Most orthotic devices which are custom-made of thermoplastic polymeric materials use flat sheets as starting materials. The flat sheets are heated and softened, draped over molds, cooled and hardened, thus forming a finished part. The molds used are generally made from plaster and this requires the taking of plaster impressions from the body part such as an arm or foot region with later formation of a positive mold made from the plaster negative mold.
In some cases, the draping process can be assisted by vacuum forming, pressure forming or other common molding techniques. These products, whether or not formed directly around the body, have a disadvantage in that they produce oversized parts which must be cut to size and then finished, usually in hand operations.

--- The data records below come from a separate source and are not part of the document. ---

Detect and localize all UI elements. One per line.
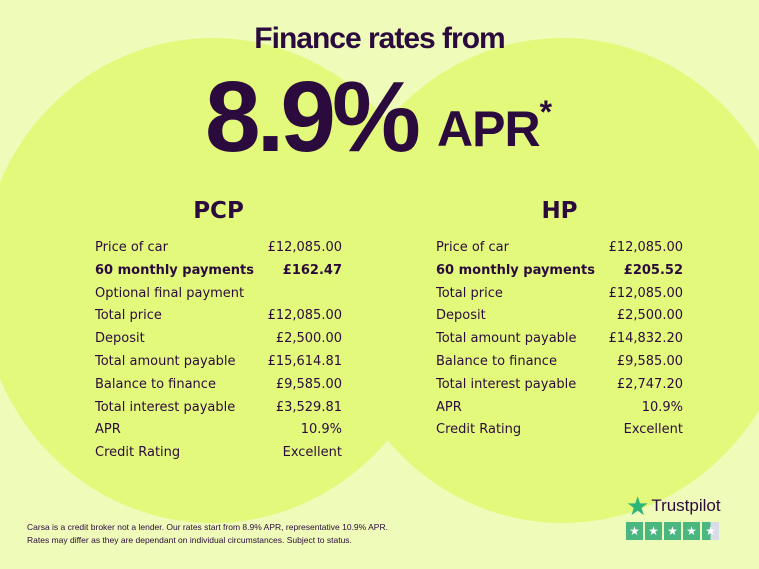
- row-label: 60 monthly payments: [436, 262, 595, 278]
- row-label: Optional final payment: [95, 285, 245, 301]
- row-label: Total amount payable: [436, 331, 577, 347]
- trustpilot-badge: ★ Trustpilot ★ ★ ★ ★ ★: [626, 491, 721, 540]
- headline: Finance rates from: [254, 22, 505, 55]
- table-row: APR 10.9%: [95, 422, 342, 445]
- table-row: Credit Rating Excellent: [436, 422, 683, 445]
- row-label: Deposit: [436, 308, 486, 324]
- trustpilot-label: Trustpilot: [651, 496, 721, 515]
- row-label: Balance to finance: [436, 353, 557, 369]
- row-value: £2,747.20: [616, 376, 683, 392]
- star-icon: ★: [645, 522, 662, 540]
- row-label: Credit Rating: [436, 422, 522, 438]
- row-value: Excellent: [623, 422, 683, 438]
- row-value: £9,585.00: [275, 376, 342, 392]
- table-row: 60 monthly payments £205.52: [436, 263, 683, 286]
- disclaimer: Carsa is a credit broker not a lender. O…: [27, 521, 388, 547]
- apr-text: APR: [437, 101, 541, 157]
- table-row: Deposit £2,500.00: [436, 308, 683, 331]
- row-label: Price of car: [436, 240, 509, 255]
- row-value: 10.9%: [300, 422, 342, 438]
- table-row: Total interest payable £2,747.20: [436, 377, 683, 400]
- apr-label: APR*: [437, 94, 552, 158]
- row-value: £12,085.00: [608, 285, 683, 301]
- hp-table: HP Price of car £12,085.00 60 monthly paym…: [436, 198, 683, 445]
- row-label: Deposit: [95, 331, 145, 347]
- row-label: APR: [436, 399, 462, 415]
- table-row: Balance to finance £9,585.00: [95, 377, 342, 400]
- table-row: Total price £12,085.00: [95, 308, 342, 331]
- pcp-heading: PCP: [193, 198, 244, 224]
- row-label: Balance to finance: [95, 376, 216, 392]
- row-value: £12,085.00: [267, 240, 342, 255]
- table-row: Total amount payable £14,832.20: [436, 331, 683, 354]
- trustpilot-rating: ★ ★ ★ ★ ★: [626, 522, 721, 540]
- row-label: Total price: [95, 308, 162, 324]
- disclaimer-line-2: Rates may differ as they are dependant o…: [27, 535, 352, 545]
- row-value: £205.52: [623, 262, 683, 278]
- row-value: £12,085.00: [608, 240, 683, 255]
- table-row: Total interest payable £3,529.81: [95, 400, 342, 423]
- row-value: £162.47: [282, 262, 342, 278]
- row-label: Total interest payable: [436, 376, 577, 392]
- table-row: Credit Rating Excellent: [95, 445, 342, 468]
- trustpilot-logo: ★ Trustpilot: [626, 491, 721, 521]
- right-circle-decoration: [330, 38, 759, 523]
- table-row: 60 monthly payments £162.47: [95, 263, 342, 286]
- row-label: Credit Rating: [95, 445, 181, 461]
- row-label: Total price: [436, 285, 503, 301]
- table-row: Price of car £12,085.00: [95, 240, 342, 263]
- rate-value: 8.9%: [205, 61, 421, 173]
- row-value: £12,085.00: [267, 308, 342, 324]
- row-label: Total amount payable: [95, 353, 236, 369]
- row-value: £14,832.20: [608, 331, 683, 347]
- row-value: £9,585.00: [616, 353, 683, 369]
- row-label: 60 monthly payments: [95, 262, 254, 278]
- row-value: £2,500.00: [616, 308, 683, 324]
- hp-heading: HP: [541, 198, 578, 224]
- table-row: Price of car £12,085.00: [436, 240, 683, 263]
- table-row: Total price £12,085.00: [436, 286, 683, 309]
- row-value: £3,529.81: [275, 399, 342, 415]
- table-row: Total amount payable £15,614.81: [95, 354, 342, 377]
- pcp-table: PCP Price of car £12,085.00 60 monthly pay…: [95, 198, 342, 468]
- table-row: Optional final payment: [95, 286, 342, 309]
- table-row: APR 10.9%: [436, 400, 683, 423]
- star-icon: ★: [702, 522, 719, 540]
- star-icon: ★: [664, 522, 681, 540]
- row-label: Price of car: [95, 240, 168, 255]
- row-value: £2,500.00: [275, 331, 342, 347]
- asterisk: *: [539, 94, 552, 130]
- row-label: APR: [95, 422, 121, 438]
- star-icon: ★: [683, 522, 700, 540]
- row-label: Total interest payable: [95, 399, 236, 415]
- table-row: Balance to finance £9,585.00: [436, 354, 683, 377]
- table-row: Deposit £2,500.00: [95, 331, 342, 354]
- star-icon: ★: [626, 522, 643, 540]
- disclaimer-line-1: Carsa is a credit broker not a lender. O…: [27, 522, 388, 532]
- row-value: Excellent: [282, 445, 342, 461]
- row-value: £15,614.81: [267, 353, 342, 369]
- trustpilot-star-icon: ★: [626, 491, 650, 521]
- row-value: 10.9%: [641, 399, 683, 415]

The cutting and finishing times can be lengthy and time-consuming.
Conventional plastics used where molds are draped, generally have too high a temperature when moldable to be applied directly to the body and formed.
More recently, in another method of making orthotic devices, low temperature polymeric materials or plastics are used. These plastic materials become malleable at a relatively low temperature as, for example, between 150.degree.-160.degree. F. and can be applied directly to the body so as to obtain the correct body shape while molding. In some cases, flat sheets of such low temperature plastic materials can be pre-cut to reduce the amount of preliminary preparation and secondary finishing.
When complex shapes are made or the amount of forming is large, there is some difficulty. In some cases, the low temperature plastics tend to be thinned in critical areas and in an uncontrolled way. This can weaken and reduce the rigidity of the orthosis in an undesirable way.
Plastics formed by conventional techniques from sheet material also have the tendency to revert to their original shape as, for example, the flat sheet from which they are made. Sometimes a formed orthotic must be reheated and modified. Reversion to the original flat sheet often prohibits such a modification, especially if the original orthotic was trimmed. Such reversion is generally due to the processing characteristics of the plastic. For example, in sheet formation, some stretching and orientation may occur in manufacture and in some cases, if the sheet is anisotropic and subsequently cross-linked, there is a tendency to bring the material back to sheet form under certain conditions of use. Such conditions of use are usually those conditions that exceed normal general use but are present on extremely hot days. Also, should a complete, shaped orthotic be reheated for subsequent modification, it returns to its original flat shape.